La caída del dólar frente al yen fue notable, ya que la moneda japonesa ha sido sensible a los cambios en las expectativas de tasas de Estados Unidos. El Banco de Japón puso fin a su política de tasas de interés negativas a principios de 2024, iniciando una normalización gradual de la política monetaria tras años de configuraciones ultralaxas, lo que ha hecho que el yen sea cada vez más sensible a los cambios en el diferencial de tasas de interés entre Estados Unidos y Japón. Una menor probabilidad de que las tasas de interés estadounidenses se mantengan altas de forma sostenida tiende a reducir la ventaja de rendimiento de los activos denominados en dólares, disminuyendo el atractivo del billete verde en relación con el yen. De manera similar, el euro ganó terreno frente al dólar a medida que los inversores recalibraron su perspectiva sobre la trayectoria relativa de la política monetaria de Estados Unidos en comparación con la del Banco Central Europeo, que a su vez comenzó recortes moderados de tasas a mediados de 2024.

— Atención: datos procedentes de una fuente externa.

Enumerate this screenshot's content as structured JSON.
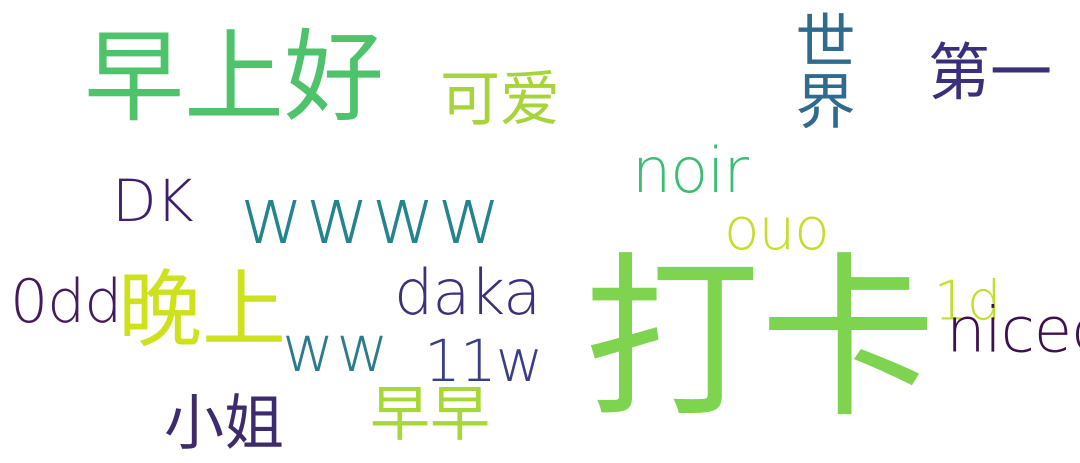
{
  "words": {
    "zaoshang_hao": {
      "text": "早上好",
      "color": "#4ec36b"
    },
    "keai": {
      "text": "可爱",
      "color": "#a6d43a"
    },
    "shijie": {
      "text": "世界",
      "color": "#2f6b8e"
    },
    "diyi": {
      "text": "第一",
      "color": "#3a2f7a"
    },
    "noir": {
      "text": "noir",
      "color": "#3bbd73"
    },
    "dk": {
      "text": "DK",
      "color": "#3d1f6b"
    },
    "wwww": {
      "text": "wwww",
      "color": "#23838e"
    },
    "ouo": {
      "text": "ouo",
      "color": "#c8dc2b"
    },
    "odd": {
      "text": "0dd",
      "color": "#431a5a"
    },
    "wanshang": {
      "text": "晚上",
      "color": "#cde11d"
    },
    "daka_en": {
      "text": "daka",
      "color": "#3f2f78"
    },
    "ww": {
      "text": "ww",
      "color": "#2b7b8e"
    },
    "elevenw": {
      "text": "11w",
      "color": "#3a3f85"
    },
    "oned": {
      "text": "1d",
      "color": "#bfe02c"
    },
    "nicedd": {
      "text": "nicedd",
      "color": "#3f1050"
    },
    "daka_cn": {
      "text": "打卡",
      "color": "#7ed34f"
    },
    "xiaojie": {
      "text": "小姐",
      "color": "#3e2b6e"
    },
    "zaozao": {
      "text": "早早",
      "color": "#a8d838"
    }
  }
}
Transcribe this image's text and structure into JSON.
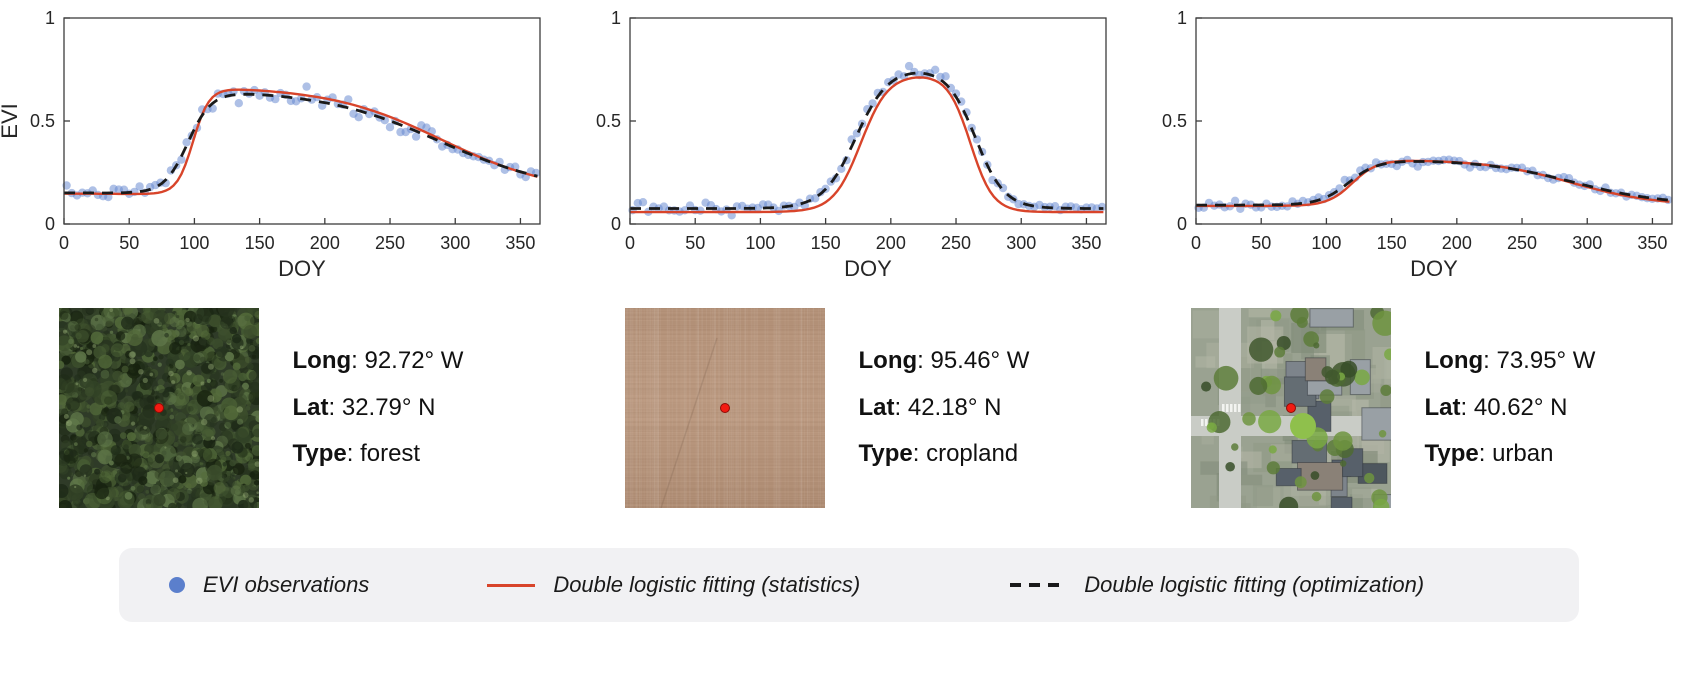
{
  "separator": ": ",
  "panels": [
    {
      "name": "forest",
      "info": {
        "long_label": "Long",
        "long_value": "92.72° W",
        "lat_label": "Lat",
        "lat_value": "32.79° N",
        "type_label": "Type",
        "type_value": "forest"
      }
    },
    {
      "name": "cropland",
      "info": {
        "long_label": "Long",
        "long_value": "95.46° W",
        "lat_label": "Lat",
        "lat_value": "42.18° N",
        "type_label": "Type",
        "type_value": "cropland"
      }
    },
    {
      "name": "urban",
      "info": {
        "long_label": "Long",
        "long_value": "73.95° W",
        "lat_label": "Lat",
        "lat_value": "40.62° N",
        "type_label": "Type",
        "type_value": "urban"
      }
    }
  ],
  "legend": {
    "items": [
      {
        "marker": "dot",
        "color": "#5b7fcc",
        "label": "EVI observations"
      },
      {
        "marker": "solid-line",
        "color": "#d8442a",
        "label": "Double logistic fitting (statistics)"
      },
      {
        "marker": "dashed-line",
        "color": "#1a1a1a",
        "label": "Double logistic fitting (optimization)"
      }
    ]
  },
  "chart_data": [
    {
      "type": "scatter",
      "site": "forest",
      "xlabel": "DOY",
      "ylabel": "EVI",
      "xlim": [
        0,
        365
      ],
      "ylim": [
        0,
        1
      ],
      "xticks": [
        0,
        50,
        100,
        150,
        200,
        250,
        300,
        350
      ],
      "yticks": [
        0,
        0.5,
        1
      ],
      "box": true,
      "grid": false,
      "observations": {
        "label": "EVI observations",
        "color": "#6487d0",
        "t_start": 2,
        "t_end": 364,
        "t_step": 4,
        "noise_sd": 0.013,
        "noise_boost_threshold": 0.4,
        "noise_boost_factor": 1.6,
        "seed": 7,
        "summary": "EVI ~0.15 until DOY~80, green-up to ~0.63 by DOY~120, plateau, gradual senescence to ~0.22 at DOY 365"
      },
      "fits": [
        {
          "label": "Double logistic fitting (statistics)",
          "line": "solid",
          "color": "#d8442a",
          "params": {
            "base": 0.148,
            "amp": 0.52,
            "sos": 99,
            "k1": 0.16,
            "eos": 290,
            "k2": 0.023
          }
        },
        {
          "label": "Double logistic fitting (optimization)",
          "line": "dashed",
          "color": "#1a1a1a",
          "params": {
            "base": 0.152,
            "amp": 0.5,
            "sos": 95,
            "k1": 0.11,
            "eos": 288,
            "k2": 0.022
          }
        }
      ]
    },
    {
      "type": "scatter",
      "site": "cropland",
      "xlabel": "DOY",
      "ylabel": "",
      "xlim": [
        0,
        365
      ],
      "ylim": [
        0,
        1
      ],
      "xticks": [
        0,
        50,
        100,
        150,
        200,
        250,
        300,
        350
      ],
      "yticks": [
        0,
        0.5,
        1
      ],
      "box": true,
      "grid": false,
      "observations": {
        "label": "EVI observations",
        "color": "#6487d0",
        "t_start": 2,
        "t_end": 364,
        "t_step": 4,
        "noise_sd": 0.012,
        "noise_boost_threshold": 0.3,
        "noise_boost_factor": 1.5,
        "seed": 13,
        "summary": "EVI ~0.08 baseline, rapid green-up DOY~160-200, peak ~0.75 near DOY 210-230, decline by DOY~280 back to ~0.08"
      },
      "fits": [
        {
          "label": "Double logistic fitting (statistics)",
          "line": "solid",
          "color": "#d8442a",
          "params": {
            "base": 0.058,
            "amp": 0.67,
            "sos": 177,
            "k1": 0.095,
            "eos": 261,
            "k2": 0.115
          }
        },
        {
          "label": "Double logistic fitting (optimization)",
          "line": "dashed",
          "color": "#1a1a1a",
          "params": {
            "base": 0.075,
            "amp": 0.685,
            "sos": 173,
            "k1": 0.08,
            "eos": 265,
            "k2": 0.09
          }
        }
      ]
    },
    {
      "type": "scatter",
      "site": "urban",
      "xlabel": "DOY",
      "ylabel": "",
      "xlim": [
        0,
        365
      ],
      "ylim": [
        0,
        1
      ],
      "xticks": [
        0,
        50,
        100,
        150,
        200,
        250,
        300,
        350
      ],
      "yticks": [
        0,
        0.5,
        1
      ],
      "box": true,
      "grid": false,
      "observations": {
        "label": "EVI observations",
        "color": "#6487d0",
        "t_start": 2,
        "t_end": 364,
        "t_step": 4,
        "noise_sd": 0.011,
        "noise_boost_threshold": 0.5,
        "noise_boost_factor": 1.0,
        "seed": 21,
        "summary": "EVI ~0.09 baseline, modest green-up DOY~100-130, plateau ~0.31, slow decline to ~0.11 at DOY 365"
      },
      "fits": [
        {
          "label": "Double logistic fitting (statistics)",
          "line": "solid",
          "color": "#d8442a",
          "params": {
            "base": 0.088,
            "amp": 0.225,
            "sos": 120,
            "k1": 0.105,
            "eos": 288,
            "k2": 0.031
          }
        },
        {
          "label": "Double logistic fitting (optimization)",
          "line": "dashed",
          "color": "#1a1a1a",
          "params": {
            "base": 0.092,
            "amp": 0.22,
            "sos": 117,
            "k1": 0.09,
            "eos": 290,
            "k2": 0.029
          }
        }
      ]
    }
  ]
}
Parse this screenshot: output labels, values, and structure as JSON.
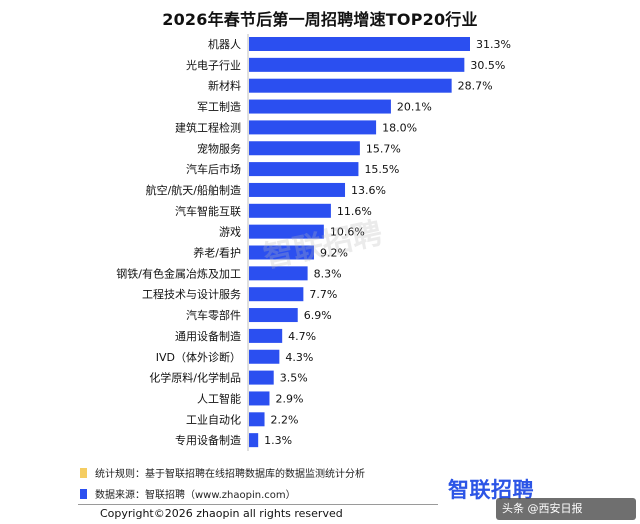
{
  "chart_data": {
    "type": "bar",
    "orientation": "horizontal",
    "title": "2026年春节后第一周招聘增速TOP20行业",
    "categories": [
      "机器人",
      "光电子行业",
      "新材料",
      "军工制造",
      "建筑工程检测",
      "宠物服务",
      "汽车后市场",
      "航空/航天/船舶制造",
      "汽车智能互联",
      "游戏",
      "养老/看护",
      "钢铁/有色金属冶炼及加工",
      "工程技术与设计服务",
      "汽车零部件",
      "通用设备制造",
      "IVD（体外诊断）",
      "化学原料/化学制品",
      "人工智能",
      "工业自动化",
      "专用设备制造"
    ],
    "values": [
      31.3,
      30.5,
      28.7,
      20.1,
      18.0,
      15.7,
      15.5,
      13.6,
      11.6,
      10.6,
      9.2,
      8.3,
      7.7,
      6.9,
      4.7,
      4.3,
      3.5,
      2.9,
      2.2,
      1.3
    ],
    "value_labels": [
      "31.3%",
      "30.5%",
      "28.7%",
      "20.1%",
      "18.0%",
      "15.7%",
      "15.5%",
      "13.6%",
      "11.6%",
      "10.6%",
      "9.2%",
      "8.3%",
      "7.7%",
      "6.9%",
      "4.7%",
      "4.3%",
      "3.5%",
      "2.9%",
      "2.2%",
      "1.3%"
    ],
    "unit": "%",
    "xlim": [
      0,
      31.3
    ],
    "grid": false,
    "legend": "none",
    "bar_color": "#2b4ff0"
  },
  "watermark": "智联招聘",
  "notes": {
    "rule": "统计规则：基于智联招聘在线招聘数据库的数据监测统计分析",
    "rule_color": "#f5cd62",
    "source": "数据来源：智联招聘（www.zhaopin.com）",
    "source_color": "#2b4ff0"
  },
  "copyright": "Copyright©2026 zhaopin all rights reserved",
  "logo": "智联招聘",
  "badge": "头条 @西安日报"
}
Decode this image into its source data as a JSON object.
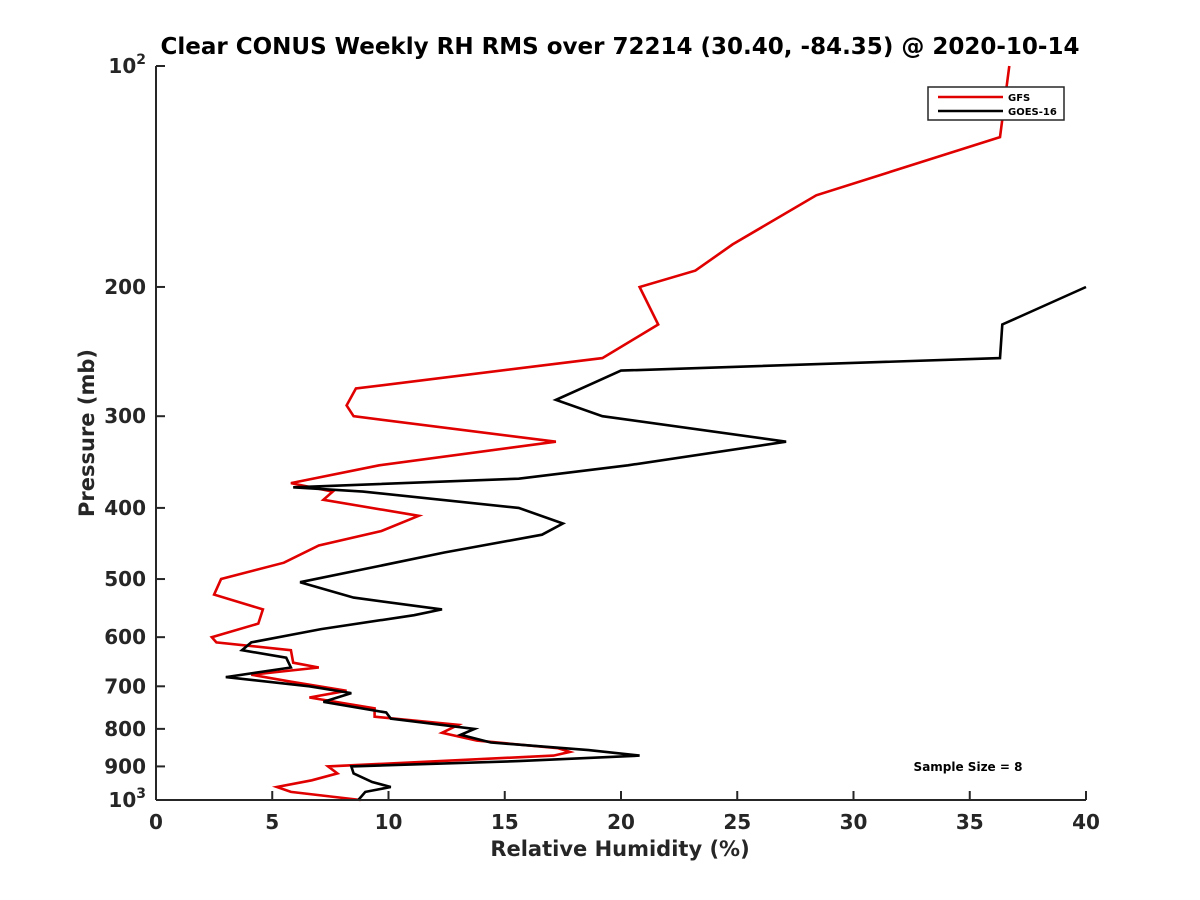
{
  "chart_data": {
    "type": "line",
    "title": "Clear CONUS Weekly RH RMS over 72214 (30.40, -84.35) @ 2020-10-14",
    "xlabel": "Relative Humidity (%)",
    "ylabel": "Pressure (mb)",
    "xlim": [
      0,
      40
    ],
    "ylim": [
      100,
      1000
    ],
    "yscale": "log",
    "y_reversed": true,
    "grid": false,
    "legend_position": "top-right",
    "x_ticks": [
      0,
      5,
      10,
      15,
      20,
      25,
      30,
      35,
      40
    ],
    "y_ticks": [
      {
        "value": 100,
        "base": "10",
        "exp": "2"
      },
      {
        "value": 200,
        "label": "200"
      },
      {
        "value": 300,
        "label": "300"
      },
      {
        "value": 400,
        "label": "400"
      },
      {
        "value": 500,
        "label": "500"
      },
      {
        "value": 600,
        "label": "600"
      },
      {
        "value": 700,
        "label": "700"
      },
      {
        "value": 800,
        "label": "800"
      },
      {
        "value": 900,
        "label": "900"
      },
      {
        "value": 1000,
        "base": "10",
        "exp": "3"
      }
    ],
    "annotation": "Sample Size = 8",
    "series": [
      {
        "name": "GFS",
        "color": "#e00000",
        "points": [
          [
            36.7,
            100
          ],
          [
            36.3,
            125
          ],
          [
            28.4,
            150
          ],
          [
            24.8,
            175
          ],
          [
            23.2,
            190
          ],
          [
            20.8,
            200
          ],
          [
            21.6,
            225
          ],
          [
            19.2,
            250
          ],
          [
            8.6,
            275
          ],
          [
            8.2,
            290
          ],
          [
            8.5,
            300
          ],
          [
            17.2,
            325
          ],
          [
            9.6,
            350
          ],
          [
            5.8,
            370
          ],
          [
            7.6,
            380
          ],
          [
            7.2,
            390
          ],
          [
            11.3,
            410
          ],
          [
            9.7,
            430
          ],
          [
            7.0,
            450
          ],
          [
            5.5,
            475
          ],
          [
            2.8,
            500
          ],
          [
            2.5,
            525
          ],
          [
            4.6,
            550
          ],
          [
            4.4,
            575
          ],
          [
            2.4,
            600
          ],
          [
            2.6,
            610
          ],
          [
            5.8,
            625
          ],
          [
            5.9,
            650
          ],
          [
            7.0,
            660
          ],
          [
            4.1,
            675
          ],
          [
            5.8,
            690
          ],
          [
            8.2,
            710
          ],
          [
            6.6,
            725
          ],
          [
            9.4,
            750
          ],
          [
            9.4,
            770
          ],
          [
            13.0,
            790
          ],
          [
            12.3,
            810
          ],
          [
            13.8,
            830
          ],
          [
            17.3,
            850
          ],
          [
            17.8,
            860
          ],
          [
            17.1,
            870
          ],
          [
            7.4,
            900
          ],
          [
            7.8,
            920
          ],
          [
            6.7,
            940
          ],
          [
            5.2,
            960
          ],
          [
            5.8,
            975
          ],
          [
            8.8,
            1000
          ]
        ]
      },
      {
        "name": "GOES-16",
        "color": "#000000",
        "points": [
          [
            40.0,
            200
          ],
          [
            36.4,
            225
          ],
          [
            36.3,
            250
          ],
          [
            20.0,
            260
          ],
          [
            17.2,
            285
          ],
          [
            19.2,
            300
          ],
          [
            27.1,
            325
          ],
          [
            20.3,
            350
          ],
          [
            15.6,
            365
          ],
          [
            5.9,
            375
          ],
          [
            8.9,
            380
          ],
          [
            15.6,
            400
          ],
          [
            17.5,
            420
          ],
          [
            16.6,
            435
          ],
          [
            12.4,
            460
          ],
          [
            9.6,
            480
          ],
          [
            6.2,
            505
          ],
          [
            8.5,
            530
          ],
          [
            12.3,
            550
          ],
          [
            11.1,
            560
          ],
          [
            7.1,
            585
          ],
          [
            4.1,
            610
          ],
          [
            3.7,
            625
          ],
          [
            5.6,
            640
          ],
          [
            5.8,
            660
          ],
          [
            3.0,
            680
          ],
          [
            6.6,
            700
          ],
          [
            8.4,
            715
          ],
          [
            7.2,
            735
          ],
          [
            9.9,
            760
          ],
          [
            10.1,
            775
          ],
          [
            13.7,
            800
          ],
          [
            13.1,
            815
          ],
          [
            14.4,
            835
          ],
          [
            18.6,
            855
          ],
          [
            20.8,
            870
          ],
          [
            15.6,
            885
          ],
          [
            8.4,
            900
          ],
          [
            8.5,
            920
          ],
          [
            9.3,
            945
          ],
          [
            10.1,
            960
          ],
          [
            9.0,
            975
          ],
          [
            8.7,
            1000
          ]
        ]
      }
    ]
  }
}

El Índice del Dólar Estadounidense, que mide la moneda frente a una canasta de las principales divisas, ha sido un barómetro clave del sentimiento del mercado en torno a las expectativas de política de la Fed. El movimiento del viernes reflejó una reevaluación más amplia de las perspectivas económicas tras el decepcionante informe laboral, y los inversores ahora miran hacia los próximos datos de inflación y la próxima reunión del FOMC para obtener mayor claridad sobre el camino de la Fed.